O resultado seria um conflito, culminando
provavelmente em derramamento de sangue. Em pouco tempo as forças
policiais bósnias seriam dominadas, e as forças da União Europeia Eufor
Althea, estacionadas no aeroporto de Sarajevo, provavelmente pediriam
reforços.
As tropas militares da UE visam garantir a
segurança e estabilidade na região, apoiando assim as autoridades
bósnias. Casos elas não se vejam capazes de cumprir essa missão, a Eufor
Althea pode rapidamente convocar o reforço de unidades de intervenção
nos países participantes da missão. Num prazo de dias, um total de 1.200
soldados, em alerta nos países da Otan, poderá estar patrulhando as
ruas de Banja Luka e Sarajevo, e, pior dos casos, intervindo
militarmente.
Isso significaria a derrota dos planos de
Banja Luka de soberania bósnio-sérvia. Para o líder sérvio Dodik, isso
significaria provavelmente o fim político, já que seus apoiadores
sérvios em Belgrado não mais poderiam assumir qualquer responsabilidade
pelas ações do agitador.
O fato de o primeiro-ministro da Sérvia,
Aleksandar Vucic, perseguir um curso pró-UE não parece impedir os
políticos de Belgrado de falar de guerra. O presidente e supremo
comandante militar Tomislav Nikolic recentemente ameaçou enviar o
Exército nacional à cidade de Mitrovica, no norte do Kosovo, cuja
minoria sérvia se sente em perigo.
Com a ajuda de doações russas, Belgrado
planejava expedir um trem coberto de ícones ortodoxos e ostentando a
mensagem "Kosovo é Sérvia", em 20 idiomas. O gesto foi interpretado como
provocação, num território com 90% da população de etnia albanesa.

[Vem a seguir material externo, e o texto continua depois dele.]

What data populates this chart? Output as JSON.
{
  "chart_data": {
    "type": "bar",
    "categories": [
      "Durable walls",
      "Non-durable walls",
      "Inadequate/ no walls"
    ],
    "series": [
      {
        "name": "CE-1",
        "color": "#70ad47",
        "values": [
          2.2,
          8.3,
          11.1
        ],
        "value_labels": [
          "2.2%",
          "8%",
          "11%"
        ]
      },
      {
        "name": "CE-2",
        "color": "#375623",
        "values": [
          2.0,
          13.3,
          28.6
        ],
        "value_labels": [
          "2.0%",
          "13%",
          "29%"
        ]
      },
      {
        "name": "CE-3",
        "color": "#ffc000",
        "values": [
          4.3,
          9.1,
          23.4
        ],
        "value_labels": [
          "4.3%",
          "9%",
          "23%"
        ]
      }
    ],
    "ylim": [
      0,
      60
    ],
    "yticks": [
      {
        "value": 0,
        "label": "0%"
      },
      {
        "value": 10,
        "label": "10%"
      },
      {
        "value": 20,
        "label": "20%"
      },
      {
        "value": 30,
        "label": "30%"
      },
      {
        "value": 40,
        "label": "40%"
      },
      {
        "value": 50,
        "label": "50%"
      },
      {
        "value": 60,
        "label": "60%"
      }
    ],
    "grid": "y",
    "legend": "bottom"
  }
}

Agora os jornais de Belgrado voltaram a
cogitar a separação, do resto do Kosovo, da área de dominância sérvia ao
norte do rio Ibar. Também aqui, uma crise regional poderia redundar em
violência.
O presidente kosovar, Hasim Thaci, tem
igualmente adotado uma retórica beligerante nas últimas semanas: sem
rodeios, ele comparou a política de Belgrado para o Kosovo com a
anexação da Crimeia pela Rússia.
Se Belgrado tentasse tomar pela força o
norte de Mitrovica, de predominância sérvia, os manifestantes albaneses
tomariam imediatamente as ruas em outros enclaves sérvios incapazes de
ser protegidos. Lá, eles enfrentariam forças de segurança sérvias à
paisana, que as autoridades aparentemente já equiparam com armas leves.

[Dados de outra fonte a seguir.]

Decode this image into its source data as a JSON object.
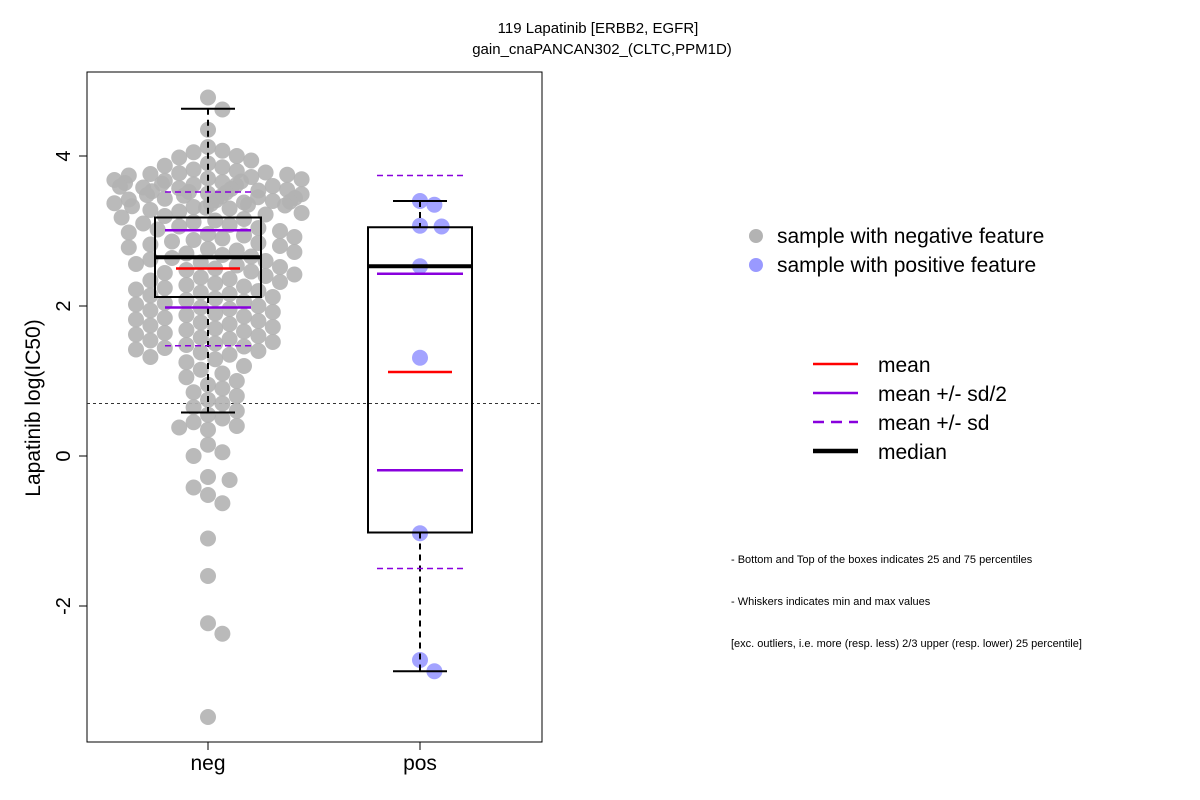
{
  "chart_data": {
    "type": "boxplot",
    "title": "119 Lapatinib [ERBB2, EGFR]",
    "subtitle": "gain_cnaPANCAN302_(CLTC,PPM1D)",
    "ylabel": "Lapatinib log(IC50)",
    "ylim": [
      -3.8,
      5.1
    ],
    "yticks": [
      -2,
      0,
      2,
      4
    ],
    "ytick_labels": [
      "-2",
      "0",
      "2",
      "4"
    ],
    "categories": [
      "neg",
      "pos"
    ],
    "reference_line": 0.7,
    "groups": [
      {
        "name": "neg",
        "color": "#b3b3b3",
        "q1": 2.12,
        "median": 2.65,
        "q3": 3.18,
        "whisker_low": 0.58,
        "whisker_high": 4.63,
        "mean": 2.5,
        "mean_minus_half_sd": 1.98,
        "mean_plus_half_sd": 3.01,
        "mean_minus_sd": 1.47,
        "mean_plus_sd": 3.52,
        "points": [
          4.78,
          4.62,
          4.35,
          4.12,
          4.07,
          4.05,
          4.0,
          3.98,
          3.94,
          3.9,
          3.87,
          3.85,
          3.82,
          3.8,
          3.78,
          3.77,
          3.76,
          3.75,
          3.74,
          3.72,
          3.7,
          3.69,
          3.68,
          3.67,
          3.66,
          3.65,
          3.64,
          3.63,
          3.62,
          3.61,
          3.6,
          3.59,
          3.58,
          3.57,
          3.56,
          3.55,
          3.54,
          3.53,
          3.52,
          3.51,
          3.5,
          3.49,
          3.48,
          3.47,
          3.46,
          3.45,
          3.44,
          3.43,
          3.42,
          3.41,
          3.4,
          3.39,
          3.38,
          3.37,
          3.36,
          3.35,
          3.34,
          3.33,
          3.32,
          3.31,
          3.3,
          3.28,
          3.26,
          3.24,
          3.22,
          3.2,
          3.18,
          3.16,
          3.14,
          3.12,
          3.1,
          3.08,
          3.06,
          3.04,
          3.02,
          3.0,
          2.98,
          2.96,
          2.94,
          2.92,
          2.9,
          2.88,
          2.86,
          2.84,
          2.82,
          2.8,
          2.78,
          2.76,
          2.74,
          2.72,
          2.7,
          2.68,
          2.66,
          2.64,
          2.62,
          2.6,
          2.58,
          2.56,
          2.54,
          2.52,
          2.5,
          2.48,
          2.46,
          2.44,
          2.42,
          2.4,
          2.38,
          2.36,
          2.34,
          2.32,
          2.3,
          2.28,
          2.26,
          2.24,
          2.22,
          2.2,
          2.18,
          2.16,
          2.14,
          2.12,
          2.1,
          2.08,
          2.06,
          2.04,
          2.02,
          2.0,
          1.98,
          1.96,
          1.94,
          1.92,
          1.9,
          1.88,
          1.86,
          1.84,
          1.82,
          1.8,
          1.78,
          1.76,
          1.74,
          1.72,
          1.7,
          1.68,
          1.66,
          1.64,
          1.62,
          1.6,
          1.58,
          1.56,
          1.54,
          1.52,
          1.5,
          1.48,
          1.46,
          1.44,
          1.42,
          1.4,
          1.38,
          1.35,
          1.32,
          1.29,
          1.25,
          1.2,
          1.15,
          1.1,
          1.05,
          1.0,
          0.95,
          0.9,
          0.85,
          0.8,
          0.75,
          0.7,
          0.65,
          0.6,
          0.55,
          0.5,
          0.45,
          0.4,
          0.38,
          0.35,
          0.15,
          0.05,
          0.0,
          -0.28,
          -0.32,
          -0.42,
          -0.52,
          -0.63,
          -1.1,
          -1.6,
          -2.23,
          -2.37,
          -3.48
        ]
      },
      {
        "name": "pos",
        "color": "#9999ff",
        "q1": -1.02,
        "median": 2.53,
        "q3": 3.05,
        "whisker_low": -2.87,
        "whisker_high": 3.4,
        "mean": 1.12,
        "mean_minus_half_sd": -0.19,
        "mean_plus_half_sd": 2.43,
        "mean_minus_sd": -1.5,
        "mean_plus_sd": 3.74,
        "points": [
          3.4,
          3.35,
          3.07,
          3.06,
          2.53,
          1.31,
          -1.03,
          -2.72,
          -2.87
        ]
      }
    ],
    "legend_points": [
      {
        "label": "sample with negative feature",
        "color": "#b3b3b3"
      },
      {
        "label": "sample with positive feature",
        "color": "#9999ff"
      }
    ],
    "legend_lines": [
      {
        "label": "mean",
        "color": "#ff0000",
        "style": "solid",
        "weight": "normal"
      },
      {
        "label": "mean +/- sd/2",
        "color": "#8800dd",
        "style": "solid",
        "weight": "normal"
      },
      {
        "label": "mean +/- sd",
        "color": "#8800dd",
        "style": "dashed",
        "weight": "normal"
      },
      {
        "label": "median",
        "color": "#000000",
        "style": "solid",
        "weight": "bold"
      }
    ],
    "notes": [
      "- Bottom and Top of the boxes indicates 25 and 75 percentiles",
      "- Whiskers indicates min and max values",
      "[exc. outliers, i.e. more (resp. less) 2/3 upper (resp. lower) 25 percentile]"
    ]
  }
}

O resultado seria um banho de sangue, com
as tropas lideradas pela Otan sendo forçadas a pedir reforços, para
proteger amplas áreas kosovares. Caso Belgrado mobilizasse seus
militares, as forças da Otan rebateriam, o que desembocaria numa guerra
sem vencedores.
O que todos esses cenários hipotéticos de
crise têm em comum é que o desenvolvimento econômico das nações
afetadas retrocederia pelo menos dez anos. Consequentemente, as
sociedades nacionais não só se tornariam mais politicamente dependentes
de sua grande vizinha, a União Europeia, como também passariam a
precisar ainda mais dela, do ponto de vista econômico. As elites
governantes, que vêm empregando uma retórica nacionalista, seriam
despojadas de seu poder, alcançado o contrário de suas aspirações
atuais.
A nova guerra de palavras nos Bálcãs é,
portanto, mais do que uma coleção de slogans anacrônicos e vazios. Ela é
feita das ameaças vazias de uma geração de políticos projetada para o
poder nos anos 1980, quando a ex-Iugoslávia estava em pleno colapso.

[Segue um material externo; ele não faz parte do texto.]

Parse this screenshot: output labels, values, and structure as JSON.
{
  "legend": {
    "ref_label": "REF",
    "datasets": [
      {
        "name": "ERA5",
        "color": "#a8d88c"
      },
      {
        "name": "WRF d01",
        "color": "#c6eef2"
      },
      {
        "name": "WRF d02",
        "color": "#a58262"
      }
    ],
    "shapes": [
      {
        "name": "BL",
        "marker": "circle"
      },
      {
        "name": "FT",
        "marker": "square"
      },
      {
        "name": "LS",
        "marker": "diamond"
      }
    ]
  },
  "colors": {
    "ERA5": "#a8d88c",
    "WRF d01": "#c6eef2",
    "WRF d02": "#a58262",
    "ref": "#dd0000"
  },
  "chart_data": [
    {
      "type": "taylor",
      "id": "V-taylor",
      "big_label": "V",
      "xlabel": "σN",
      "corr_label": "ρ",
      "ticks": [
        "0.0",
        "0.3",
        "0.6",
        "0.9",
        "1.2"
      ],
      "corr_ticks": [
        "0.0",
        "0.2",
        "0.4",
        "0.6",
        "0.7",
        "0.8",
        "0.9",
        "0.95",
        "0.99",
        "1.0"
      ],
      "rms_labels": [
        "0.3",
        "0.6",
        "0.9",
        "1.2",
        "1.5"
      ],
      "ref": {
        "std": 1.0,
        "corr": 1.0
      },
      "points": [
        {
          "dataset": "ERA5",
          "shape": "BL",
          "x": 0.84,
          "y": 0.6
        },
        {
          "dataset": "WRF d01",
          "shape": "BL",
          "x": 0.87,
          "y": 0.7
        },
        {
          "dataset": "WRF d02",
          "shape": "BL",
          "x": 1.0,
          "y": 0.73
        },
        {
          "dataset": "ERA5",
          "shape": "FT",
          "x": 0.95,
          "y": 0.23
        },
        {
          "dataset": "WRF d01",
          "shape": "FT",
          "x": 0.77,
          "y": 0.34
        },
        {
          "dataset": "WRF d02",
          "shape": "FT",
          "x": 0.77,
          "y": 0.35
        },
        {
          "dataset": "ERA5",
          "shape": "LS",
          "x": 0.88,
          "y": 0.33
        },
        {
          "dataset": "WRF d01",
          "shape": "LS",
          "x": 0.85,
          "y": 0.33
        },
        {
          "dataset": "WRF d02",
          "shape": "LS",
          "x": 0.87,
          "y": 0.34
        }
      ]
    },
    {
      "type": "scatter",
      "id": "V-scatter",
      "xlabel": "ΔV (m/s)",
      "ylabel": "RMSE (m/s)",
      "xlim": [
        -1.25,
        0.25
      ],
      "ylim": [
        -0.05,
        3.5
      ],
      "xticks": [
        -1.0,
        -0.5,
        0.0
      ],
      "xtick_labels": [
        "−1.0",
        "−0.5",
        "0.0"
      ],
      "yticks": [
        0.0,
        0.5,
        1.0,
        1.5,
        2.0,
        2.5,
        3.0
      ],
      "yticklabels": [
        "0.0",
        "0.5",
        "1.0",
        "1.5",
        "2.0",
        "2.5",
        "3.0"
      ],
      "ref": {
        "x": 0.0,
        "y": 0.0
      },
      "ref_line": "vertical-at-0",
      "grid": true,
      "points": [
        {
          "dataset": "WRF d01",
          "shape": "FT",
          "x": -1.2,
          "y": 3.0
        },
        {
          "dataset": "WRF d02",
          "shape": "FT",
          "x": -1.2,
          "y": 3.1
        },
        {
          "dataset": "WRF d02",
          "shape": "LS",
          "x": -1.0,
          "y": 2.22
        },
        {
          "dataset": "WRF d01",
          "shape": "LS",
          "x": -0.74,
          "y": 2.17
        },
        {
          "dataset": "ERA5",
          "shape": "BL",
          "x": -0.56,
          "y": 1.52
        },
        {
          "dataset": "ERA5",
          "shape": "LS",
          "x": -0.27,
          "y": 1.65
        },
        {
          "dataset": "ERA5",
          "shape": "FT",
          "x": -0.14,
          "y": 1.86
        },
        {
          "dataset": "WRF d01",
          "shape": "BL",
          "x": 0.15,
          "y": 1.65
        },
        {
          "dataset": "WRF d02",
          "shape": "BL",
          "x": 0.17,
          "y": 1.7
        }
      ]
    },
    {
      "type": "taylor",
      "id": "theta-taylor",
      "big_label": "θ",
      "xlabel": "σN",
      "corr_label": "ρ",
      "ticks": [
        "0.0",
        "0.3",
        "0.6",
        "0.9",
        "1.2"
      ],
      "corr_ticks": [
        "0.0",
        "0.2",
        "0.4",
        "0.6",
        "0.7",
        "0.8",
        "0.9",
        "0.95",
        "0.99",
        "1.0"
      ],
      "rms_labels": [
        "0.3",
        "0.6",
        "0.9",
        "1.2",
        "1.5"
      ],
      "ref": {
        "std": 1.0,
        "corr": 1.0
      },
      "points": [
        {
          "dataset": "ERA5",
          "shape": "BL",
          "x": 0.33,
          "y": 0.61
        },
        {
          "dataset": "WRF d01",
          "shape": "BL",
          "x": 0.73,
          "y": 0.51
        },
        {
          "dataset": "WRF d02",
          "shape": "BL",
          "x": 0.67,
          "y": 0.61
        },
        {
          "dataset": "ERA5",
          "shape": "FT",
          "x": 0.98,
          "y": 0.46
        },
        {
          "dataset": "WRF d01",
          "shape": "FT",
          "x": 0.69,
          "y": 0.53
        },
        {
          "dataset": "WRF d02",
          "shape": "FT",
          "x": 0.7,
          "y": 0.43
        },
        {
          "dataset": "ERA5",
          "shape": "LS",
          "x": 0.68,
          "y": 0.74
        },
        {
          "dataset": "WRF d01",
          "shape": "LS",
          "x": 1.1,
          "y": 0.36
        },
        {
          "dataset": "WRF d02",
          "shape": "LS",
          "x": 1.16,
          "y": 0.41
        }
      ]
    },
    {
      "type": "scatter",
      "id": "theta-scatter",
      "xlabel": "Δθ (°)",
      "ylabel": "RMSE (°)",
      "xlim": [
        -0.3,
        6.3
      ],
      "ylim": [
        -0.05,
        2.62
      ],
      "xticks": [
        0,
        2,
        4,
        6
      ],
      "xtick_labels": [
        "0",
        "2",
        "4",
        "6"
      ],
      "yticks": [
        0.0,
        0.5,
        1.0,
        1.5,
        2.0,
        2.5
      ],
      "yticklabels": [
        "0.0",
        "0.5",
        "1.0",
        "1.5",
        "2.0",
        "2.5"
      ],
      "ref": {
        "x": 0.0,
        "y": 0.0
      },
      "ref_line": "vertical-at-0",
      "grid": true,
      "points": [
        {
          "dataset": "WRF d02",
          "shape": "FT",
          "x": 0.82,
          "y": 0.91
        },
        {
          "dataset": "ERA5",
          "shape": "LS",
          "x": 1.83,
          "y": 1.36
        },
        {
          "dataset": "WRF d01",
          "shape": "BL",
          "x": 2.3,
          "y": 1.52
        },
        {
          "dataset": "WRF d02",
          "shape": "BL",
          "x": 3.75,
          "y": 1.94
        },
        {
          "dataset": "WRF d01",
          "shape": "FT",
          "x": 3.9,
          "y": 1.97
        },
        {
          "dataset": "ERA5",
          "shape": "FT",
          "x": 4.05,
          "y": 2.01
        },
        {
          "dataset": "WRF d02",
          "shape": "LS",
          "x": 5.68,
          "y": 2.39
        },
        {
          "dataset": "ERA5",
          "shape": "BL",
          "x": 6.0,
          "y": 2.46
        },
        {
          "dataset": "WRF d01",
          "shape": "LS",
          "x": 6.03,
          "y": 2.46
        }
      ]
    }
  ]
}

O Estado socialista multiétnico entregou
os pontos após quatro décadas de regime totalitário, porém seus
caçadores de ouro nacionalistas sobrevivem até hoje. Pode ser que o
tempo deles tenha chegado ao fim. No entanto, eles tentam distrair seus
respectivos eleitorados da precariedade do próprio desempenho político,
no tocante a empregos e prosperidade, usando uma retórica totalmente
dissociada da realidade. No momento, não existem alternativas políticas.
Mas isso pode mudar.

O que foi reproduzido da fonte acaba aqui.